By Victor Reklaitis and Polya Lesova, MarketWatch

NEW YORK (MarketWatch) -- U.S. stocks fluctuated wildly Thursday as jitters over Friday's employment report for May dominated sentiment and as the U.S. dollar tumbled against the Japanese yen.

Trading was very choppy during the session, with stocks moving in and out of positive territory multiple times. In the afternoon, stocks had fallen to session lows only to rebound and trade higher at last check.

Ahead of the opening bell, data showed that U.S. jobless claims fell by 11,000 to 346,000 in the week ended June 1, essentially in line with expectations. Traders are watching labor-market data closely for any clues as to when the Federal Reserve may begin to scale back, or "taper," its $85-billion-a-month bond-buying program, which has supported equity prices. (Reader poll: What do the markets really want -- a good or bad jobs report?)

After falling as much as 116.37 points, the Dow Jones Industrial Average (DJI) was more recently up 25 points at 14,984.

Telecommunications giant Verizon Communications Inc. (VZ) rose 3.3%, the biggest gainer in the Dow. Oil major Chevron Corp. (CVX) fell 1.5%, the biggest decliner in the blue-chip index.

The S&P 500 index (SPX) rose 4.73 points to 1,613.66, with telecommunications the top gainer and information technology the biggest decliner among its 10 major industry groups.

The Nasdaq Composite (RIXF) gained 6.25 points to 3,407.

The dollar (USDJPY) slumped 1.9% on Thursday to trade at 97.13 Japanese yen.

"It all has to do with the yen carry trade," said Andrew Brenner, head of international fixed income at National Alliance Securities, referring to the brief afternoon selloff for stocks and other risk assets. He said there was no specific news Thursday, just continuing trends and more selling of the dollar versus the yen.

"People are taking losses on the yen carry trade, and they're forced to sell their risk assets," he said. The yen carry trade involves selling the yen and using the proceeds to buy higher-yielding assets.

The U.S. government's May jobs report is a day away, and the market has been displaying jitters about it.

Marc Pado, U.S. market strategist at investment advisory firm DowBull, said the market needs a jobs number that hits a "sweet spot," and, in the meantime, traders can expect some hesitation in stocks.

If the jobs number is too good, stocks could fall on worries the Fed will taper its bond buys, but a figure that's too low also would weigh on stocks, according to Pado. "I think that's why you're seeing such choppy action today," he said. "What the market needs now in order to bounce off this level is a sweet-spot number in the middle."

The Labor Department's jobs report is slated to be released at 8:30 a.m. Eastern time Friday. Economists polled by MarketWatch expect a rise of 164,000 in nonfarm payrolls and an unchanged jobless rate of 7.5%.

The odds of a smaller increase in payrolls, however, grew Wednesday after a disappointing ADP report on private-sector jobs.

Andrew Wilkinson, chief economic strategist at Miller Tabak, said it's a little premature to expect a rally before Friday's payrolls report.

"I don't necessarily think the selling pressure's gone away," Wilkinson said.

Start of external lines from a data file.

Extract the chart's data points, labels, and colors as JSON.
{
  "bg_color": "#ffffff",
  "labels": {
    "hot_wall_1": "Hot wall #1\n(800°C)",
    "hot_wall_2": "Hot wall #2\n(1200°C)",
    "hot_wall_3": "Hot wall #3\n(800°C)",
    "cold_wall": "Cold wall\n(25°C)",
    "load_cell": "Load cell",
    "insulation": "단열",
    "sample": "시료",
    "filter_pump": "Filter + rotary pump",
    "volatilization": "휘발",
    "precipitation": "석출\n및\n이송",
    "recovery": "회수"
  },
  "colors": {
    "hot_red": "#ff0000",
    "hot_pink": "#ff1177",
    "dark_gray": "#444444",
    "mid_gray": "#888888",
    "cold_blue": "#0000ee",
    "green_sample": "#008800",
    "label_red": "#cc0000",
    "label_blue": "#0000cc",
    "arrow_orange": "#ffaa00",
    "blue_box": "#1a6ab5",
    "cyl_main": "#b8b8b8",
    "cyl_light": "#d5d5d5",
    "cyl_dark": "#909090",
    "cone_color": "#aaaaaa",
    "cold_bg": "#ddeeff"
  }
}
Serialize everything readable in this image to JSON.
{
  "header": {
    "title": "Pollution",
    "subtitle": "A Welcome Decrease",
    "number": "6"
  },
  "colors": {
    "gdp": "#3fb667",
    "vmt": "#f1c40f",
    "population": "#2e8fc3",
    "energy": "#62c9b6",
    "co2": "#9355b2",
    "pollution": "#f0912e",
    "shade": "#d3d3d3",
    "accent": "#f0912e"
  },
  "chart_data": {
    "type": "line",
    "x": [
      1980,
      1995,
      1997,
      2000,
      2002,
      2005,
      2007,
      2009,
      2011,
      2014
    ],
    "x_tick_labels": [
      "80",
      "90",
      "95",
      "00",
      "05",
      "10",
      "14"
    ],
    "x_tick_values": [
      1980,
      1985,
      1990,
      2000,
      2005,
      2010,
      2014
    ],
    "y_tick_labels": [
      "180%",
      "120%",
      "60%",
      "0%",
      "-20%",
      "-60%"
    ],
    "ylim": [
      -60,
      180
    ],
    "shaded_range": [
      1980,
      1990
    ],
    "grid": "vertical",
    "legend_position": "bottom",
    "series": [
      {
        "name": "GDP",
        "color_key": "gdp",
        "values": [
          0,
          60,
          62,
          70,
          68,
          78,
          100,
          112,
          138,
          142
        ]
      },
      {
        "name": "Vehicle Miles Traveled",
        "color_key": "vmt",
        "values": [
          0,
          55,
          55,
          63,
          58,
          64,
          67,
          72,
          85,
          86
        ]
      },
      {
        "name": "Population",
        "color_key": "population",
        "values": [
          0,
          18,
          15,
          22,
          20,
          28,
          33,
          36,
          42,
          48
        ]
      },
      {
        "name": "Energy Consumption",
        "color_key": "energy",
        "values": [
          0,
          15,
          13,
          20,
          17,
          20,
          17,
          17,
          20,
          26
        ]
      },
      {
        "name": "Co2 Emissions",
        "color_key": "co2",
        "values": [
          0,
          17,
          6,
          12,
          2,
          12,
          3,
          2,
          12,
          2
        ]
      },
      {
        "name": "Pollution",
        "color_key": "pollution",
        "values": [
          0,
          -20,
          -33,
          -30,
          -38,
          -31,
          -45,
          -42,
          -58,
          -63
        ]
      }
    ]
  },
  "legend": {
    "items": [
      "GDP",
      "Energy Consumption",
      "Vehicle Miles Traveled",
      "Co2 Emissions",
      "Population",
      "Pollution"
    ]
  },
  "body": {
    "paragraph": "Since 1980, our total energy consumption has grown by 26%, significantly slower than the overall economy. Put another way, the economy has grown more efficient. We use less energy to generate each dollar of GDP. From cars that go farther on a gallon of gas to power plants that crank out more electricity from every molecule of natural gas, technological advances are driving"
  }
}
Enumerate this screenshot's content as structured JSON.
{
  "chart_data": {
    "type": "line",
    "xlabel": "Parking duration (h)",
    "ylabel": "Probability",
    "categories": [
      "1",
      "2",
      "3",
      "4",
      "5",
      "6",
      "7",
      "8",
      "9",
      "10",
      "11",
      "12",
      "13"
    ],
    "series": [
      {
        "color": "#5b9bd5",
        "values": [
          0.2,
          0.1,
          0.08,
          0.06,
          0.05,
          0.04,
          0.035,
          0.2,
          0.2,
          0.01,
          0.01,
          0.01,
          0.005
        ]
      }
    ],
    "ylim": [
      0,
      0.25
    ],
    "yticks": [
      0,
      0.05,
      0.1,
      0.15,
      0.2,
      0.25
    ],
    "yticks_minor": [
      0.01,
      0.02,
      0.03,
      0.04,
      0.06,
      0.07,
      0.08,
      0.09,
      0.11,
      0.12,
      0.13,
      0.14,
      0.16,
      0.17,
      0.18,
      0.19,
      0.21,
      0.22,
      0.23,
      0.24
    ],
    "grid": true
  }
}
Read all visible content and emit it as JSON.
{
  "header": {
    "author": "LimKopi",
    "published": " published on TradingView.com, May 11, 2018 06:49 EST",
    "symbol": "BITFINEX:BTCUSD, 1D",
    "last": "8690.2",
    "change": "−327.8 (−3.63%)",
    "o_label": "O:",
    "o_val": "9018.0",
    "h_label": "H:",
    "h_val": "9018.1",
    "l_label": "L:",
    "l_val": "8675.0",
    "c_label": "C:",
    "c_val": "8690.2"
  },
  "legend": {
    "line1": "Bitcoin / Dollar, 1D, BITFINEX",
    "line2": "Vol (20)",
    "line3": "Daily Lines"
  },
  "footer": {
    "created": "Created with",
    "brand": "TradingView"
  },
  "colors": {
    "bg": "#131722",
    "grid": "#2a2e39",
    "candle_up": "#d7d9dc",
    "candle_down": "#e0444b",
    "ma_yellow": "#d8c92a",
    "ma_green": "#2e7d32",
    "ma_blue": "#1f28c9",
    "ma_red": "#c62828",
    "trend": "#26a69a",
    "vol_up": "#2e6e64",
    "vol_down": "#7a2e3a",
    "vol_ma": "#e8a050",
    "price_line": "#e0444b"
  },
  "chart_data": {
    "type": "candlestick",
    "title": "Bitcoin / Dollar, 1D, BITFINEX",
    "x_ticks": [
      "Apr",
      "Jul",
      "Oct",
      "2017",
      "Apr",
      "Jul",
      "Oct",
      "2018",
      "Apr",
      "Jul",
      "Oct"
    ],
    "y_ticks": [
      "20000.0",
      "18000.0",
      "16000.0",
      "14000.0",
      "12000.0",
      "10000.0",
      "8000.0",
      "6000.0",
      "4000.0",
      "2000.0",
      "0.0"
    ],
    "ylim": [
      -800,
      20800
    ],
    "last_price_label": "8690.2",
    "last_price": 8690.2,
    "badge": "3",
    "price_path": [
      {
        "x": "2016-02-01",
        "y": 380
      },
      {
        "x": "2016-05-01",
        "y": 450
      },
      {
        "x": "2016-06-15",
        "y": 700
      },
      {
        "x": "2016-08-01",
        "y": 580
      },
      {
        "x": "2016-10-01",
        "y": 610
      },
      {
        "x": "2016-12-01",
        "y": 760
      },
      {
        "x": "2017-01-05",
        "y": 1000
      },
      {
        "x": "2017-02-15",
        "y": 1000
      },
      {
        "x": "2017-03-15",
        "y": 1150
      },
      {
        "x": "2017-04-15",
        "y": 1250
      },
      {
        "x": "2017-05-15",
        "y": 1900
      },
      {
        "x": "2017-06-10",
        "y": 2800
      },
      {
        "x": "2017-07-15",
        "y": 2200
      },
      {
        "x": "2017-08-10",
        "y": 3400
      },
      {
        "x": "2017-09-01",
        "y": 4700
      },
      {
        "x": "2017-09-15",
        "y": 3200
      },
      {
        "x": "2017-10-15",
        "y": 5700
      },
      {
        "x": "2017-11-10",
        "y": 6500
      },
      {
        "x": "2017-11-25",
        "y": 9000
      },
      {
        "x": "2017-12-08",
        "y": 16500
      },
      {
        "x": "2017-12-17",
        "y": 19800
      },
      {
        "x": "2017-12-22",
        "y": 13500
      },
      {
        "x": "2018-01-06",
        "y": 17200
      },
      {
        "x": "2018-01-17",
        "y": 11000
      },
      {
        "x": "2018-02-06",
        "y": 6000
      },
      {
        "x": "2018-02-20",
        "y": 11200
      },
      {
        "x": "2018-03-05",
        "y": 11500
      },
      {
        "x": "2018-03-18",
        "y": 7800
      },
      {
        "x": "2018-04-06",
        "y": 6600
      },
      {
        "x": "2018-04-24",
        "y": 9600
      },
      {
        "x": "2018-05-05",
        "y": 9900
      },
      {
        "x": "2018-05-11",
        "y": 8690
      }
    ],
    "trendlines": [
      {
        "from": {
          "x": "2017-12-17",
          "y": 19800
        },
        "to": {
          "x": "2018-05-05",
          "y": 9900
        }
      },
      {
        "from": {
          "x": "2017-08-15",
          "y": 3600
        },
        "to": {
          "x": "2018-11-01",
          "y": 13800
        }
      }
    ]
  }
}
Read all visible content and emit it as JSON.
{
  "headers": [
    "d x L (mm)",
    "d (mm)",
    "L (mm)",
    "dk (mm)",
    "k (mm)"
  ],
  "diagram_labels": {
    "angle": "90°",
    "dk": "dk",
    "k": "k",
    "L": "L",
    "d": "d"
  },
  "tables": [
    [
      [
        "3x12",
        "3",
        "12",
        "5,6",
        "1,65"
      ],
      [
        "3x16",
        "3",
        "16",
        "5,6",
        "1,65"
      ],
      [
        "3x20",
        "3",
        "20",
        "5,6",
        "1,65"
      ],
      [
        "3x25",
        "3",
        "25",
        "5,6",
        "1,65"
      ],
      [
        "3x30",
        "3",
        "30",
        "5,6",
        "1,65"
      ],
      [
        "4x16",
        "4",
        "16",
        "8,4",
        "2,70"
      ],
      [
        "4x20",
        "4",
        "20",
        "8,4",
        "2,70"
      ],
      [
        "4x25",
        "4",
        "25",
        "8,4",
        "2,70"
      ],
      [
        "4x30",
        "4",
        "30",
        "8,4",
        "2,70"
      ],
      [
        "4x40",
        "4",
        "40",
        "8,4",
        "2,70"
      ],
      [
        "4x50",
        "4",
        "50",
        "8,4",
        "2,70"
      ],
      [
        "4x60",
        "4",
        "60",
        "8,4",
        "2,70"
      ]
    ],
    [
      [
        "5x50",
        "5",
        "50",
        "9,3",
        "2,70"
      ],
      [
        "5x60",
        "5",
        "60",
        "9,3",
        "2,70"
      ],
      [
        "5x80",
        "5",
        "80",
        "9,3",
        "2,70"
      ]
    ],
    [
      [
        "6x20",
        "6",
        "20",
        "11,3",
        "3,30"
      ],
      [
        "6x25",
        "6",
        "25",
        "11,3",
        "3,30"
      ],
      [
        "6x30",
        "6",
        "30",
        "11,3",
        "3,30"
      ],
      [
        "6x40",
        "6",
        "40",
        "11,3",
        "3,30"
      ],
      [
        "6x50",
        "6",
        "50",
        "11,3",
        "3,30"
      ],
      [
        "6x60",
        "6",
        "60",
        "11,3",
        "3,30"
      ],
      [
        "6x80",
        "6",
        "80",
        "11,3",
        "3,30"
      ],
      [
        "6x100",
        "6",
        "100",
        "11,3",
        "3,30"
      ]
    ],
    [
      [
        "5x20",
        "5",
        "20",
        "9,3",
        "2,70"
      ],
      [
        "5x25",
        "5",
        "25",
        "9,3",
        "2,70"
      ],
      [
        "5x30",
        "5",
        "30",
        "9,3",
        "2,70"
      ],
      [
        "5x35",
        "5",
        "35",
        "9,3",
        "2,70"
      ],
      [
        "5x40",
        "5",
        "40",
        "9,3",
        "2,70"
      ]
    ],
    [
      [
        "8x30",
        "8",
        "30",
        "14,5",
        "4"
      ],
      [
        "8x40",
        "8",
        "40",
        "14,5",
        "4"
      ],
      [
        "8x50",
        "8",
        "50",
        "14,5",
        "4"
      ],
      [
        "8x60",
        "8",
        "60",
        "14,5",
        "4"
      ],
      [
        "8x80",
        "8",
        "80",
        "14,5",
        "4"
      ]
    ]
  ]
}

He added that the market's recent move down is healthy and "could go on for several more weeks."

Food company J.M. Smucker Co. (SJM) was the biggest decliner in the S&P 500, falling 4.2%.

Shares of L Brands Inc. (LTD) fell 2.6% after the company said its monthly same-store sales rose 3%. Analysts polled by Thomson Reuters expected a same-store-sales increase of 3.2%

Shares of SodaStream International Ltd. (SODA) added 5%. Israel's Calcalist newspaper reported that PepsiCo Inc. (PEP) is in talks to buy SodaStream for $2 billion. However, a PepsiCo spokesman told MarketWatch that the report was "completely and totally untrue."

Overseas, Japan's Nikkei Stock Average fell 0.9% and the Stoxx Europe 600 index dropped 1.2%.

The European Central Bank kept interest rates unchanged, as expected, and in his monthly news conference ECB President Mario Draghi largely stuck to views he has expressed previously.